Choc devint compatissant :

_"Ah les merdes quand ça vient, ça fait pas semblant."

_"Tu l'as dit, mais ce n'est pas fini, suite à cet accident, j'ai refait une tentative de suicide. L'hospitalisation de ma fille et la mienne nous a couté tellement cher que le salaire de ma femme n'a pas suffi. Tu peux imaginer que notre relation de couple s'en est ressentie. Elle est partie avec les deux gosses. Mais je sais qu'elle a craqué à son tour et qu'elle s'est fait viré du resto ou elle est serveuse. Notre fils ainé s'est fait choppé par la police, à 8 ans, il se fait du pognon en transportant de la drogue."

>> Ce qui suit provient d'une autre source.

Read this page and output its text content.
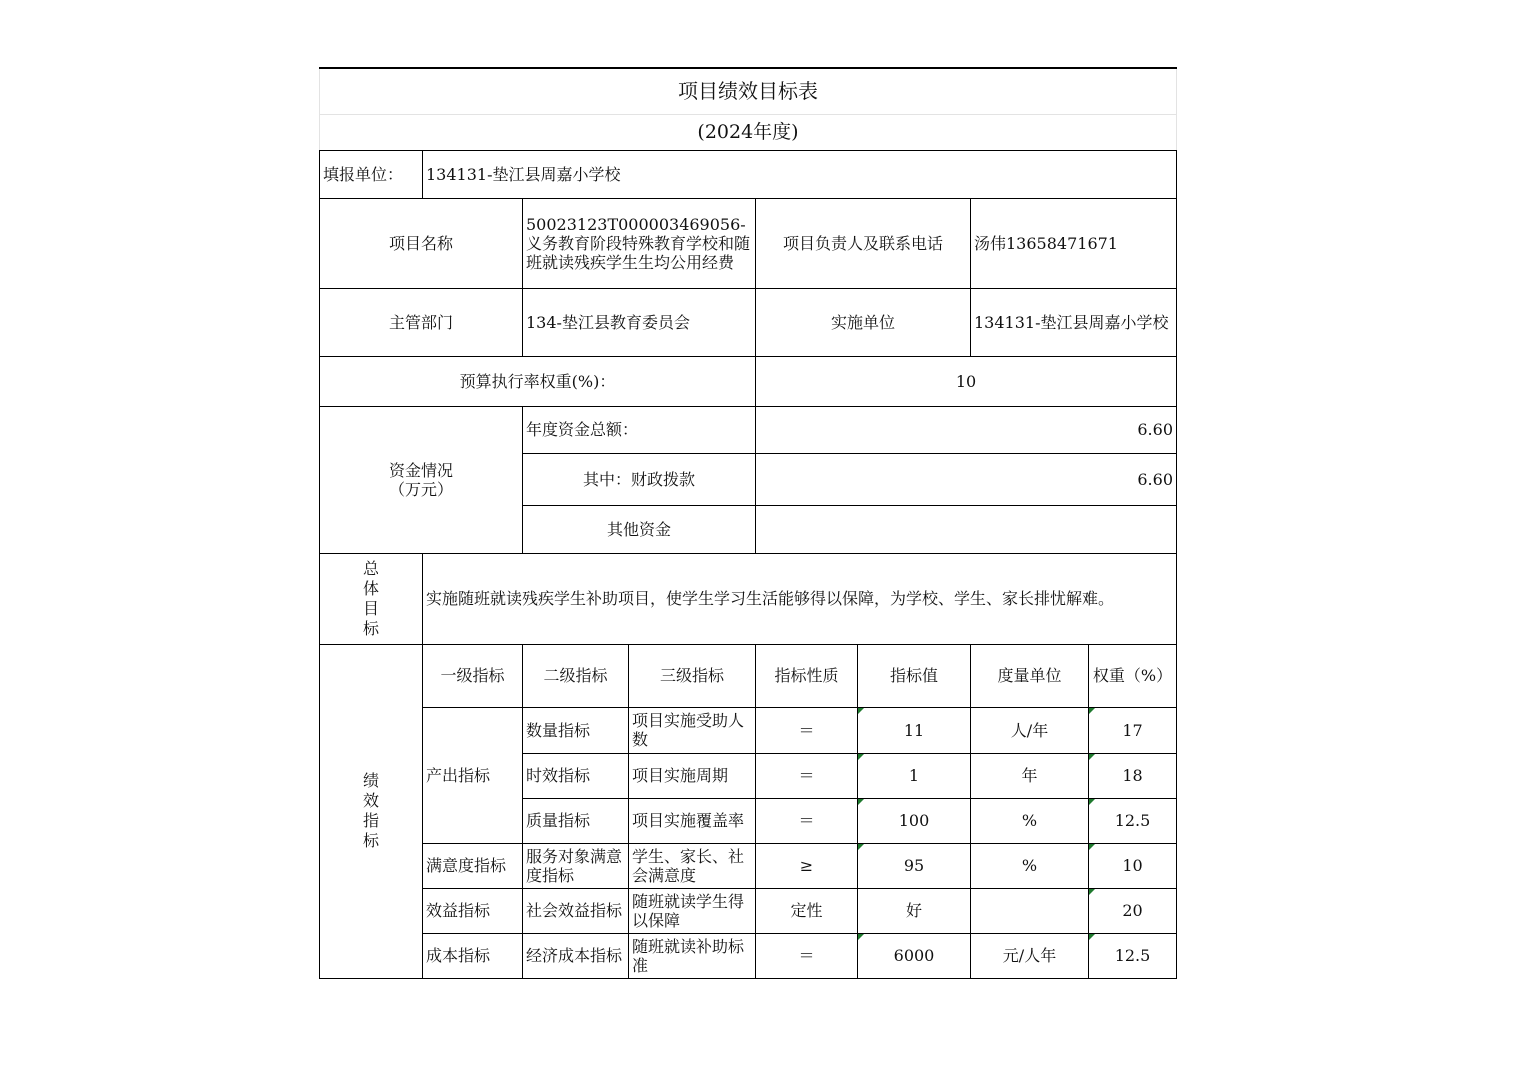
项目绩效目标表							
(2024年度)							
填报单位：	134131-垫江县周嘉小学校						
项目名称		50023123T000003469056-义务教育阶段特殊教育学校和随班就读残疾学生生均公用经费		项目负责人及联系电话		汤伟13658471671	
主管部门		134-垫江县教育委员会		实施单位		134131-垫江县周嘉小学校	
预算执行率权重(%)：				10			

资金情况
（万元）		年度资金总额：		6.60			
		其中：财政拨款		6.60			
		其他资金					

总
体
目
标	实施随班就读残疾学生补助项目，使学生学习生活能够得以保障，为学校、学生、家长排忧解难。						

绩
效
指
标	一级指标	二级指标	三级指标	指标性质	指标值	度量单位	权重（%）
	产出指标	数量指标	项目实施受助人数	＝	11	人/年	17
		时效指标	项目实施周期	＝	1	年	18
		质量指标	项目实施覆盖率	＝	100	%	12.5
	满意度指标	服务对象满意度指标	学生、家长、社会满意度	≥	95	%	10
	效益指标	社会效益指标	随班就读学生得以保障	定性	好		20
	成本指标	经济成本指标	随班就读补助标准	＝	6000	元/人年	12.5
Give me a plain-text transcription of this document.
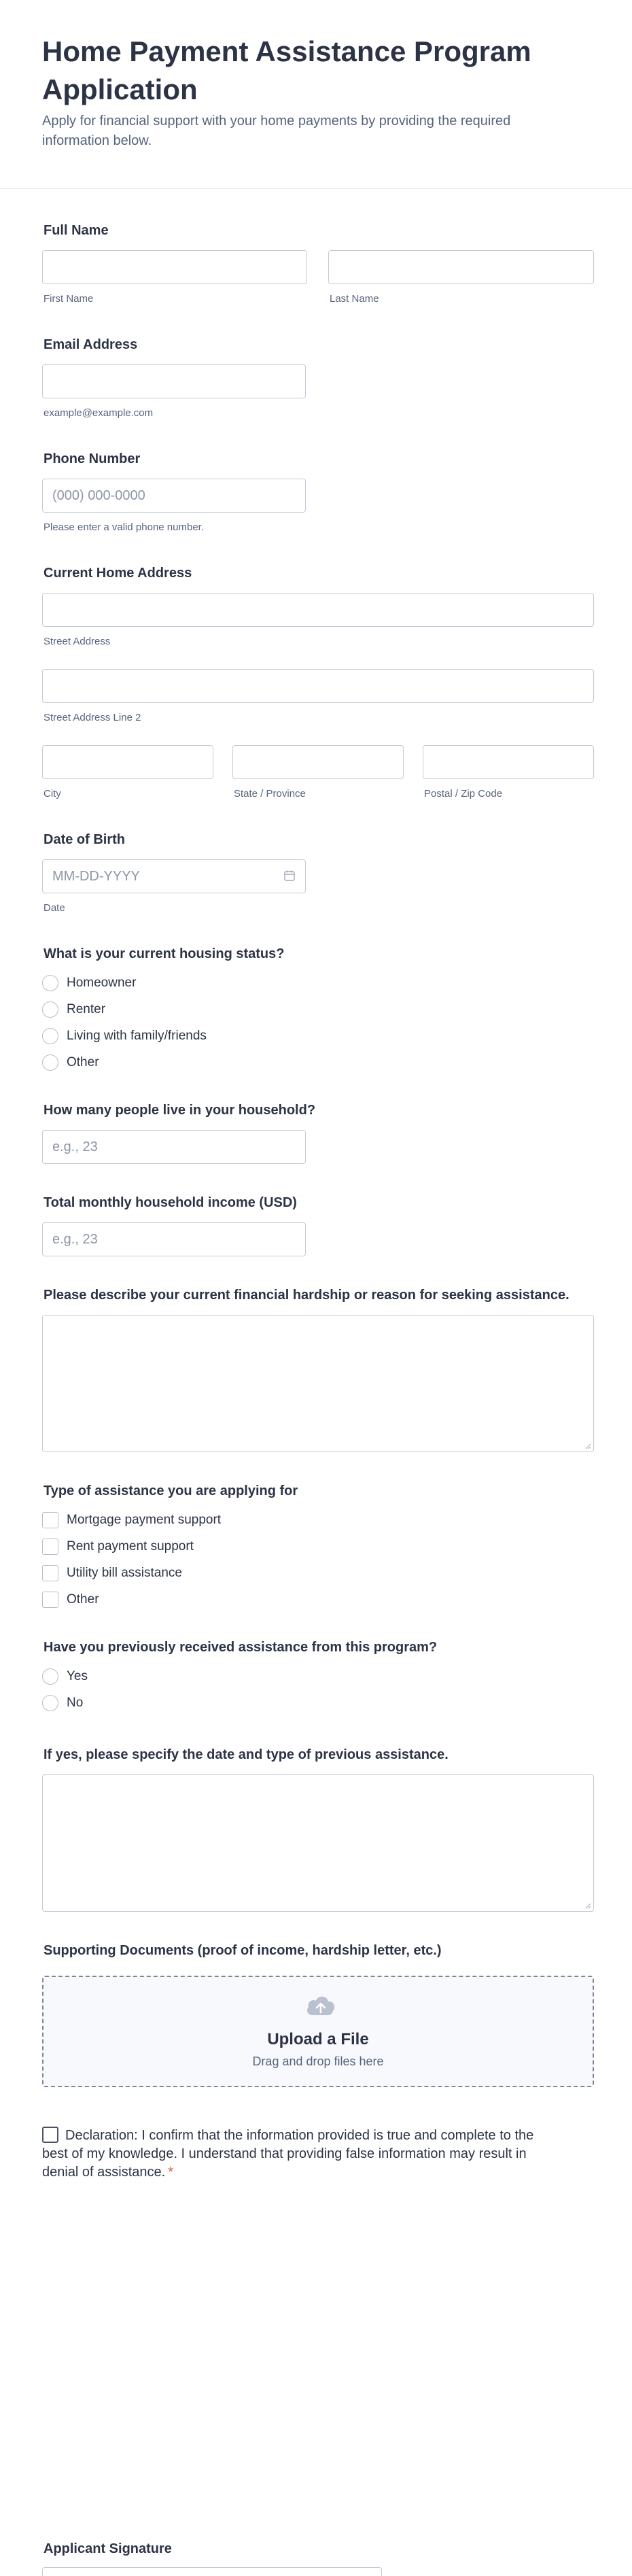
Home Payment Assistance Program Application
Apply for financial support with your home payments by providing the required information below.
Full Name
First Name	Last Name
Email Address
example@example.com
Phone Number
(000) 000-0000
Please enter a valid phone number.
Current Home Address
Street Address
Street Address Line 2
City	State / Province	Postal / Zip Code
Date of Birth
MM-DD-YYYY
Date
What is your current housing status?
Homeowner
Renter
Living with family/friends
Other
How many people live in your household?
e.g., 23
Total monthly household income (USD)
e.g., 23
Please describe your current financial hardship or reason for seeking assistance.
Type of assistance you are applying for
Mortgage payment support
Rent payment support
Utility bill assistance
Other
Have you previously received assistance from this program?
Yes
No
If yes, please specify the date and type of previous assistance.
Supporting Documents (proof of income, hardship letter, etc.)
Upload a File
Drag and drop files here
Declaration: I confirm that the information provided is true and complete to the best of my knowledge. I understand that providing false information may result in denial of assistance. *
Applicant Signature
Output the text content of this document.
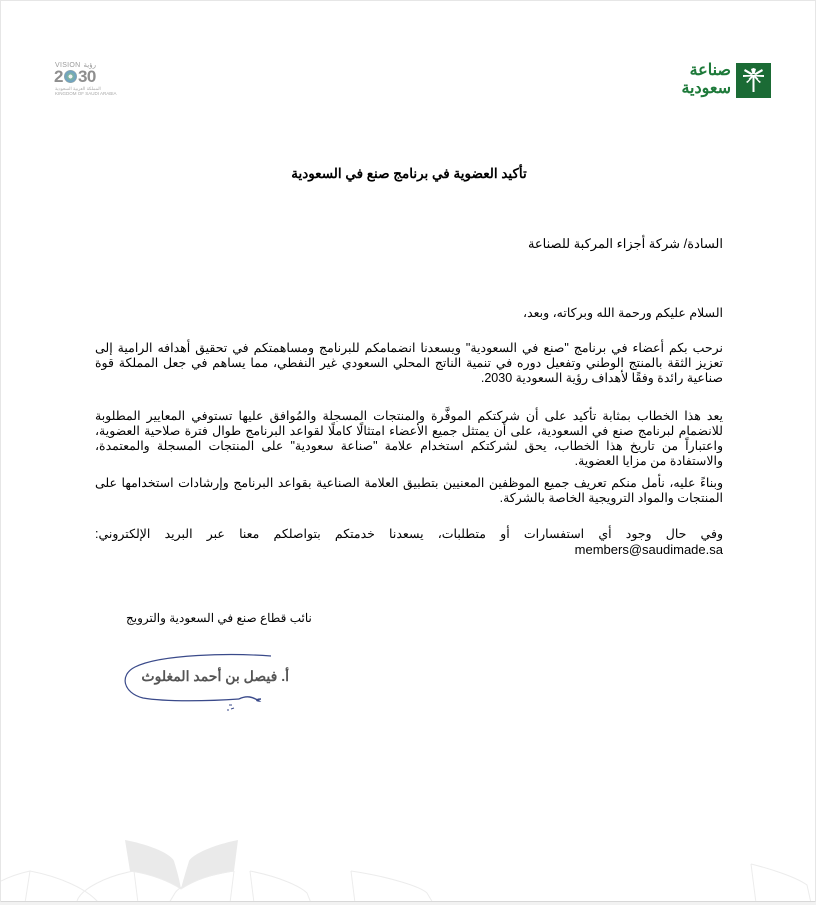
VISION رؤية
2 30
المملكة العربية السعودية
KINGDOM OF SAUDI ARABIA
صناعة
سعودية
تأكيد العضوية في برنامج صنع في السعودية
السادة/ شركة أجزاء المركبة للصناعة
السلام عليكم ورحمة الله وبركاته، وبعد،
نرحب بكم أعضاء في برنامج "صنع في السعودية" ويسعدنا انضمامكم للبرنامج ومساهمتكم في تحقيق أهدافه الرامية إلى تعزيز الثقة بالمنتج الوطني وتفعيل دوره في تنمية الناتج المحلي السعودي غير النفطي، مما يساهم في جعل المملكة قوة صناعية رائدة وفقًا لأهداف رؤية السعودية 2030.
يعد هذا الخطاب بمثابة تأكيد على أن شركتكم الموفَّرة والمنتجات المسجلة والمُوافق عليها تستوفي المعايير المطلوبة للانضمام لبرنامج صنع في السعودية، على أن يمتثل جميع الأعضاء امتثالًا كاملًا لقواعد البرنامج طوال فترة صلاحية العضوية، واعتباراً من تاريخ هذا الخطاب، يحق لشركتكم استخدام علامة "صناعة سعودية" على المنتجات المسجلة والمعتمدة، والاستفادة من مزايا العضوية.
وبناءً عليه، نأمل منكم تعريف جميع الموظفين المعنيين بتطبيق العلامة الصناعية بقواعد البرنامج وإرشادات استخدامها على المنتجات والمواد الترويجية الخاصة بالشركة.
وفي حال وجود أي استفسارات أو متطلبات، يسعدنا خدمتكم بتواصلكم معنا عبر البريد الإلكتروني: members@saudimade.sa
نائب قطاع صنع في السعودية والترويج
أ. فيصل بن أحمد المغلوث
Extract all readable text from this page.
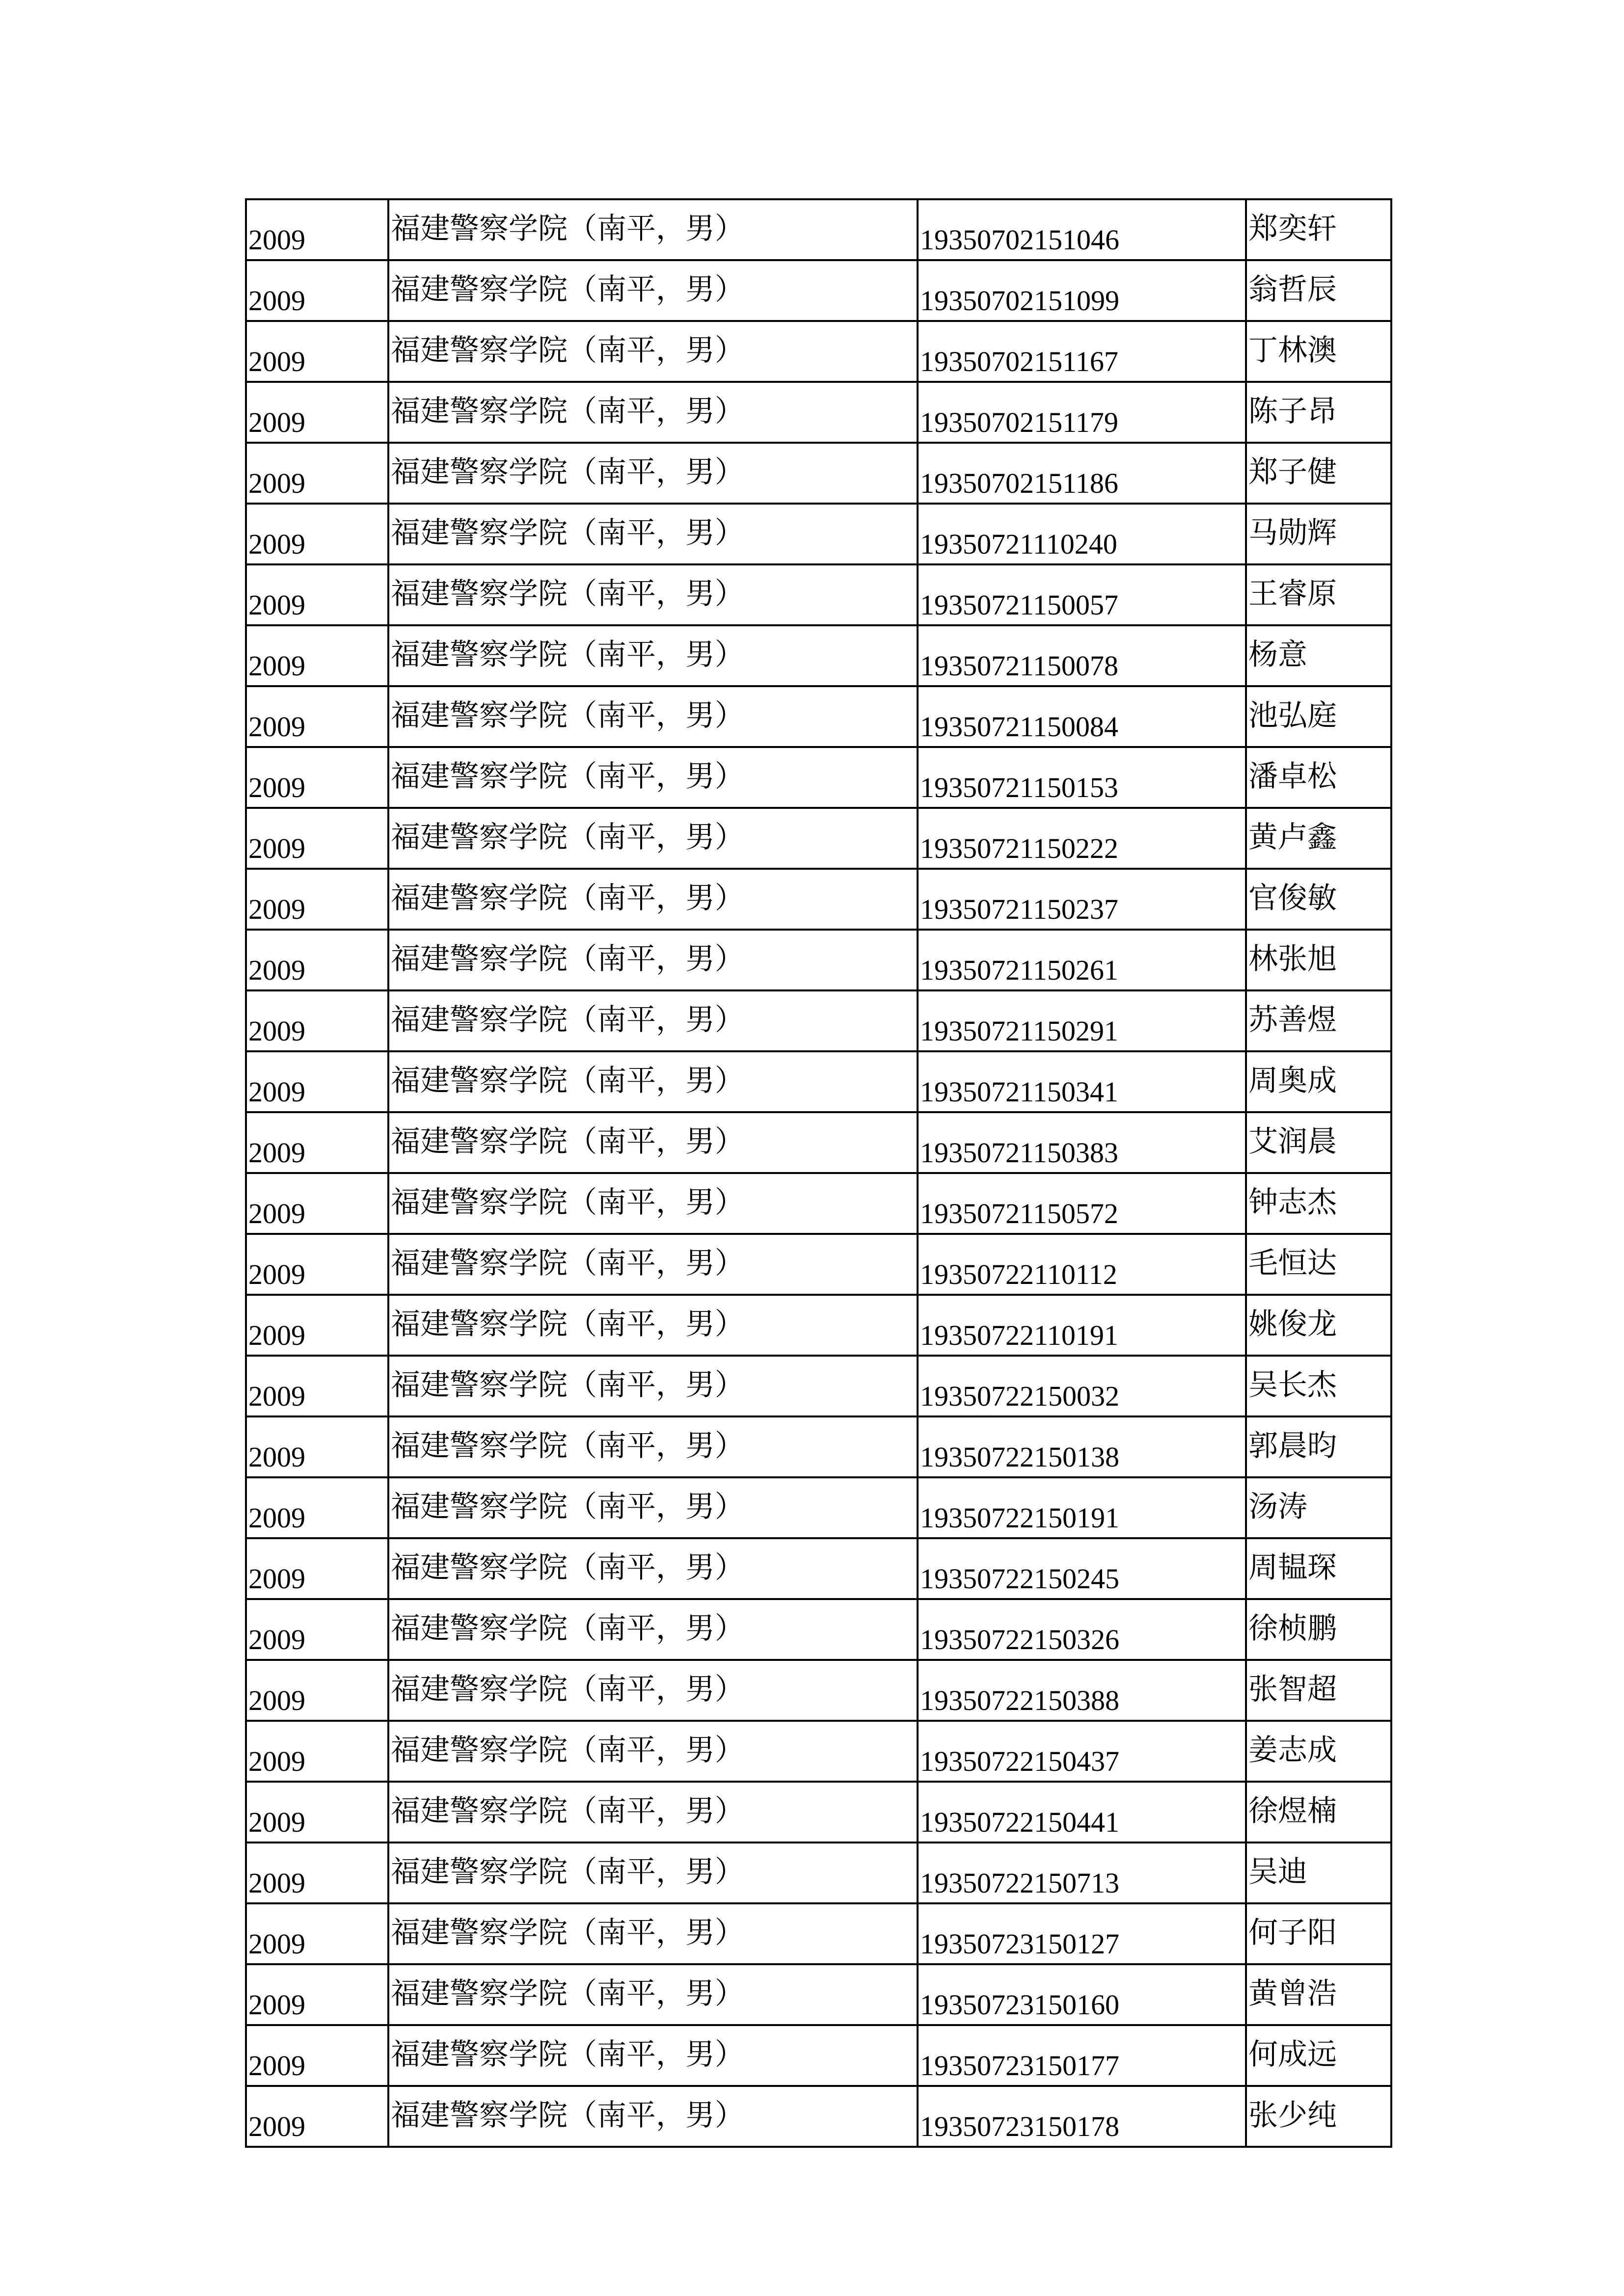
2009	福建警察学院（南平，男）	19350702151046	郑奕轩
2009	福建警察学院（南平，男）	19350702151099	翁哲辰
2009	福建警察学院（南平，男）	19350702151167	丁林澳
2009	福建警察学院（南平，男）	19350702151179	陈子昂
2009	福建警察学院（南平，男）	19350702151186	郑子健
2009	福建警察学院（南平，男）	19350721110240	马勋辉
2009	福建警察学院（南平，男）	19350721150057	王睿原
2009	福建警察学院（南平，男）	19350721150078	杨意
2009	福建警察学院（南平，男）	19350721150084	池弘庭
2009	福建警察学院（南平，男）	19350721150153	潘卓松
2009	福建警察学院（南平，男）	19350721150222	黄卢鑫
2009	福建警察学院（南平，男）	19350721150237	官俊敏
2009	福建警察学院（南平，男）	19350721150261	林张旭
2009	福建警察学院（南平，男）	19350721150291	苏善煜
2009	福建警察学院（南平，男）	19350721150341	周奥成
2009	福建警察学院（南平，男）	19350721150383	艾润晨
2009	福建警察学院（南平，男）	19350721150572	钟志杰
2009	福建警察学院（南平，男）	19350722110112	毛恒达
2009	福建警察学院（南平，男）	19350722110191	姚俊龙
2009	福建警察学院（南平，男）	19350722150032	吴长杰
2009	福建警察学院（南平，男）	19350722150138	郭晨昀
2009	福建警察学院（南平，男）	19350722150191	汤涛
2009	福建警察学院（南平，男）	19350722150245	周韫琛
2009	福建警察学院（南平，男）	19350722150326	徐桢鹏
2009	福建警察学院（南平，男）	19350722150388	张智超
2009	福建警察学院（南平，男）	19350722150437	姜志成
2009	福建警察学院（南平，男）	19350722150441	徐煜楠
2009	福建警察学院（南平，男）	19350722150713	吴迪
2009	福建警察学院（南平，男）	19350723150127	何子阳
2009	福建警察学院（南平，男）	19350723150160	黄曾浩
2009	福建警察学院（南平，男）	19350723150177	何成远
2009	福建警察学院（南平，男）	19350723150178	张少纯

Choc eu un éclair de génie :

_"Mais le rapport avec le bâtard ?"

_"Le supermarché ou je bossais, la constructeur de bagnole, la chaine de restaurant où travaillait ma femme, tout lui appartenait. Mais attend ça va plus loin, on a essayé d'appeler les journalistes, mais tous les médias influents lui appartiennent aussi, télé, radio, journaux. Quand on se plaint aux autorités, ils font tous patienter, le juge qui s'occupe de l'affaire de la bagnole a été débouté parce qu'on sait qu'il passait des vacances avec le cousin de Dodge. On n’a pas pu se plaindre aux médias, ni aux autorités. Après mon divorce j'ai rencontré d'autre personnes qui partageaient mon problème, on a essayé de contacter des syndicats et de monter une manif'. Mais en deux semaines la BAC nous tombait dessus et nous faisait passer un interrogatoire en règle, avec intimidation et fouille rectale. Ils soupçonnaient l'un d'entre nous d'entretenir des relations avec des réseaux islamistes. Notre groupe s'est disloqué après ça... J'ai réfléchit à ce que je pouvais faire. On nous avait supprimé nos boulots, nos familles, nos biens, nos possibilités d'expressions et d'actions. Il fallait qu'on reste là, à crever. J'ai monté des dossiers de crédits à la consommation, ça a marché. Avec ça je me suis acheté des flingues et des drogues. J'ai attendu une occasion, et le nez plein de cocaïne coupée au verre pilé j'ai défouraillé dans le tas... C'était le dernier moyen d'action qui me restait..."

Choc pris un air amusé :

_"T'es pas prêt de sortir toi."

Un bruit métallique se fit entendre contre la porte et le judas s'ouvrit en grand. Un gardien sévère était derrière.

_"Détenu 127, je sais pas si t'es au courant, mais la famille Dodge est en train de racheter des complexes pénitenciers."